Passando da cabeleira de Lennon à careca de Hitchcock, n'Os Pássaros, de 1963, o cineasta faz de um bando de inocentes e dóceis "blackbirds that sing" uma força estrondosa, ameaçadora e assassina. Diferente do que poderia soar um filme apocalíptico-ambientalista prevendo a vingança da natureza contra o Homem, a questão está no fato de que em nenhum momento se descobre a causa do comportamento agressivo atípico daquelas aves. É projetado nesses aparentemente inofensivos animais um comportamento não esperado por sua aparência pacífica.

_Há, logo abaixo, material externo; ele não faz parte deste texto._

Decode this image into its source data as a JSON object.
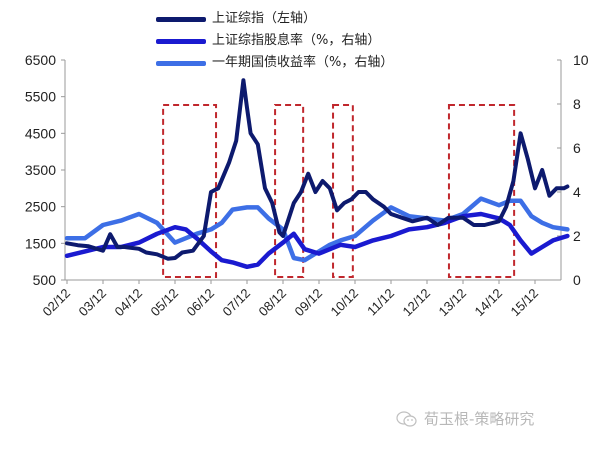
{
  "legend": {
    "items": [
      {
        "label": "上证综指（左轴）",
        "color": "#0d1a6e"
      },
      {
        "label": "上证综指股息率（%，右轴）",
        "color": "#1a1ad0"
      },
      {
        "label": "一年期国债收益率（%，右轴）",
        "color": "#3d6fe6"
      }
    ]
  },
  "watermark": {
    "text": "荀玉根-策略研究"
  },
  "chart_data": {
    "type": "line",
    "title": "",
    "xlabel": "",
    "ylabel_left": "上证综指",
    "ylabel_right": "%",
    "categories": [
      "02/12",
      "03/12",
      "04/12",
      "05/12",
      "06/12",
      "07/12",
      "08/12",
      "09/12",
      "10/12",
      "11/12",
      "12/12",
      "13/12",
      "14/12",
      "15/12"
    ],
    "left_axis": {
      "min": 500,
      "max": 6500,
      "ticks": [
        500,
        1500,
        2500,
        3500,
        4500,
        5500,
        6500
      ]
    },
    "right_axis": {
      "min": 0,
      "max": 10,
      "ticks": [
        0,
        2,
        4,
        6,
        8,
        10
      ]
    },
    "series": [
      {
        "name": "上证综指（左轴）",
        "axis": "left",
        "color": "#0d1a6e",
        "x": [
          0,
          0.3,
          0.6,
          1.0,
          1.2,
          1.4,
          1.6,
          2.0,
          2.2,
          2.5,
          2.8,
          3.0,
          3.2,
          3.5,
          3.8,
          4.0,
          4.2,
          4.5,
          4.7,
          4.9,
          5.0,
          5.1,
          5.3,
          5.5,
          5.7,
          5.9,
          6.0,
          6.2,
          6.3,
          6.5,
          6.7,
          6.9,
          7.1,
          7.3,
          7.5,
          7.7,
          7.9,
          8.1,
          8.3,
          8.5,
          8.8,
          9.0,
          9.3,
          9.6,
          10.0,
          10.3,
          10.6,
          11.0,
          11.3,
          11.6,
          12.0,
          12.2,
          12.4,
          12.6,
          12.8,
          13.0,
          13.2,
          13.4,
          13.6,
          13.8,
          13.9
        ],
        "values": [
          1500,
          1450,
          1420,
          1300,
          1750,
          1400,
          1400,
          1350,
          1250,
          1200,
          1080,
          1100,
          1250,
          1300,
          1700,
          2900,
          3000,
          3700,
          4300,
          5950,
          5200,
          4500,
          4200,
          3000,
          2600,
          1800,
          1700,
          2300,
          2600,
          2900,
          3400,
          2900,
          3200,
          3000,
          2400,
          2600,
          2700,
          2900,
          2900,
          2700,
          2500,
          2300,
          2200,
          2100,
          2200,
          2000,
          2200,
          2200,
          2000,
          2000,
          2100,
          2500,
          3200,
          4500,
          3800,
          3000,
          3500,
          2800,
          3000,
          3000,
          3050
        ]
      },
      {
        "name": "上证综指股息率（%，右轴）",
        "axis": "right",
        "color": "#1a1ad0",
        "x": [
          0,
          0.5,
          1.0,
          1.5,
          2.0,
          2.5,
          3.0,
          3.3,
          3.6,
          4.0,
          4.3,
          4.6,
          5.0,
          5.3,
          5.6,
          6.0,
          6.3,
          6.6,
          7.0,
          7.3,
          7.6,
          8.0,
          8.5,
          9.0,
          9.5,
          10.0,
          10.5,
          11.0,
          11.5,
          12.0,
          12.3,
          12.6,
          12.9,
          13.2,
          13.5,
          13.9
        ],
        "values": [
          1.1,
          1.3,
          1.5,
          1.5,
          1.7,
          2.1,
          2.4,
          2.3,
          1.9,
          1.3,
          0.9,
          0.8,
          0.6,
          0.7,
          1.2,
          1.7,
          2.1,
          1.4,
          1.2,
          1.4,
          1.6,
          1.5,
          1.8,
          2.0,
          2.3,
          2.4,
          2.6,
          2.9,
          3.0,
          2.8,
          2.5,
          1.8,
          1.2,
          1.5,
          1.8,
          2.0
        ]
      },
      {
        "name": "一年期国债收益率（%，右轴）",
        "axis": "right",
        "color": "#3d6fe6",
        "x": [
          0,
          0.5,
          1.0,
          1.5,
          2.0,
          2.5,
          3.0,
          3.3,
          3.6,
          4.0,
          4.3,
          4.6,
          5.0,
          5.3,
          5.6,
          6.0,
          6.3,
          6.6,
          7.0,
          7.3,
          7.6,
          8.0,
          8.5,
          9.0,
          9.5,
          10.0,
          10.5,
          11.0,
          11.5,
          12.0,
          12.3,
          12.6,
          12.9,
          13.2,
          13.5,
          13.9
        ],
        "values": [
          1.9,
          1.9,
          2.5,
          2.7,
          3.0,
          2.6,
          1.7,
          1.9,
          2.1,
          2.3,
          2.6,
          3.2,
          3.3,
          3.3,
          2.8,
          2.3,
          1.0,
          0.9,
          1.3,
          1.6,
          1.8,
          2.0,
          2.7,
          3.3,
          2.9,
          2.8,
          2.7,
          3.0,
          3.7,
          3.4,
          3.6,
          3.6,
          2.9,
          2.6,
          2.4,
          2.3
        ]
      }
    ],
    "highlight_boxes": [
      {
        "x0": 2.67,
        "x1": 4.14,
        "color": "#c0272d"
      },
      {
        "x0": 5.78,
        "x1": 6.56,
        "color": "#c0272d"
      },
      {
        "x0": 7.39,
        "x1": 7.94,
        "color": "#c0272d"
      },
      {
        "x0": 10.61,
        "x1": 12.42,
        "color": "#c0272d"
      }
    ],
    "grid": false,
    "legend_position": "top"
  }
}
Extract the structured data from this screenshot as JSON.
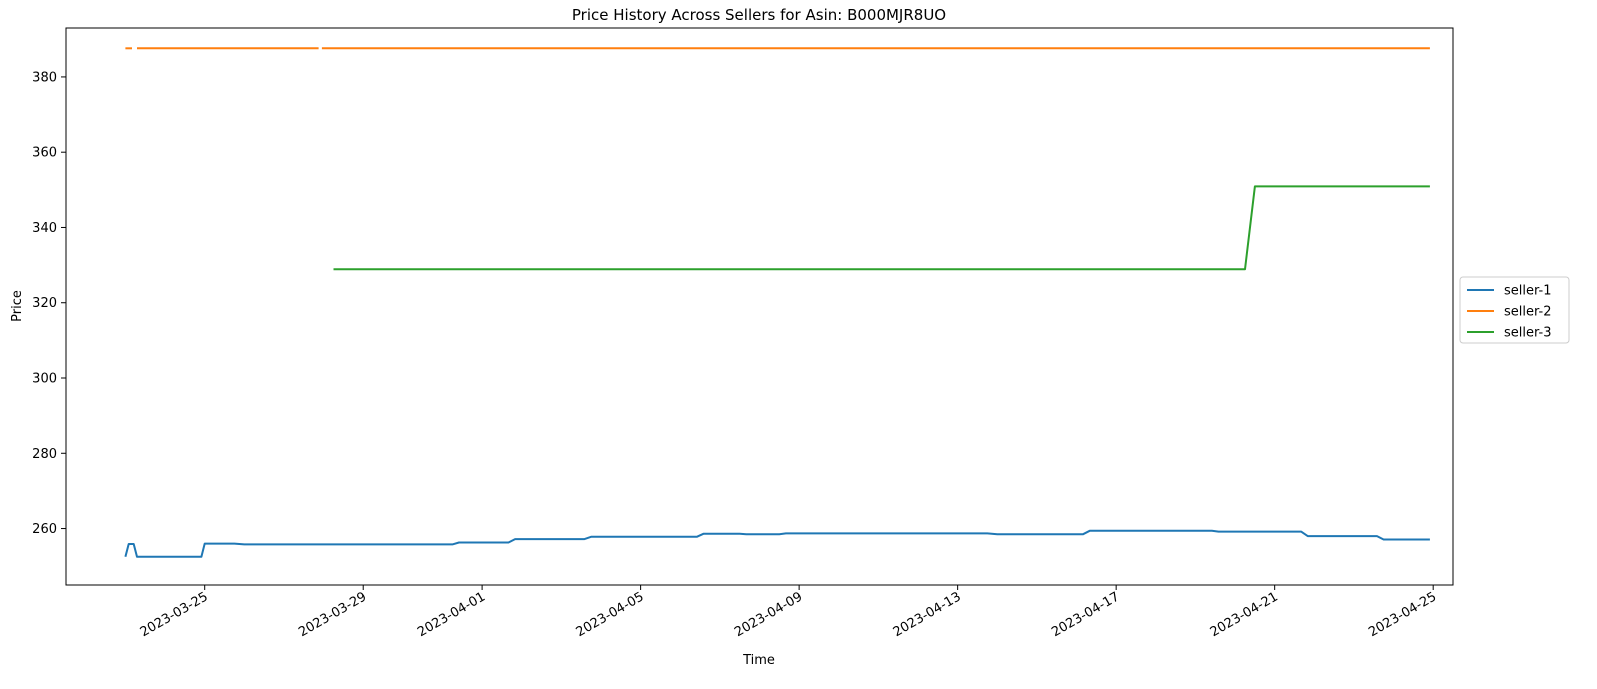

Mas realmente deveriam essas criaturas ser consideradas naturalmente frágeis e dóceis ou fortes e agressivas? Talvez não devessem ser consideradas previamente, simplesmente. Por mais que digamos ao contrário, não estamos acostumados a viver sem pré-conceitos quanto às coisas. Talvez seja uma forma de nos proteger contra o que virá, já construindo uma idéia do futuro, das ocasiões, das pessoas.
Mas a frustração de ter a perspectiva contrariada pode ser bem pior do que bicadas assassinas de um pássaro. A sensação de não termos o controle sobre nossas próprias vidas. De que o que pensamos de nada serve quando tudo se mostra diferente e ilógico. É frustrante e assustador. Melhor mesmo nos prepararmos pra não estarmos preparados, pro improviso da vida.
(E, ah, além de ter medo de pássaros, eu também prefiro, modéstia à parte, a sardinha ao bacalhau.)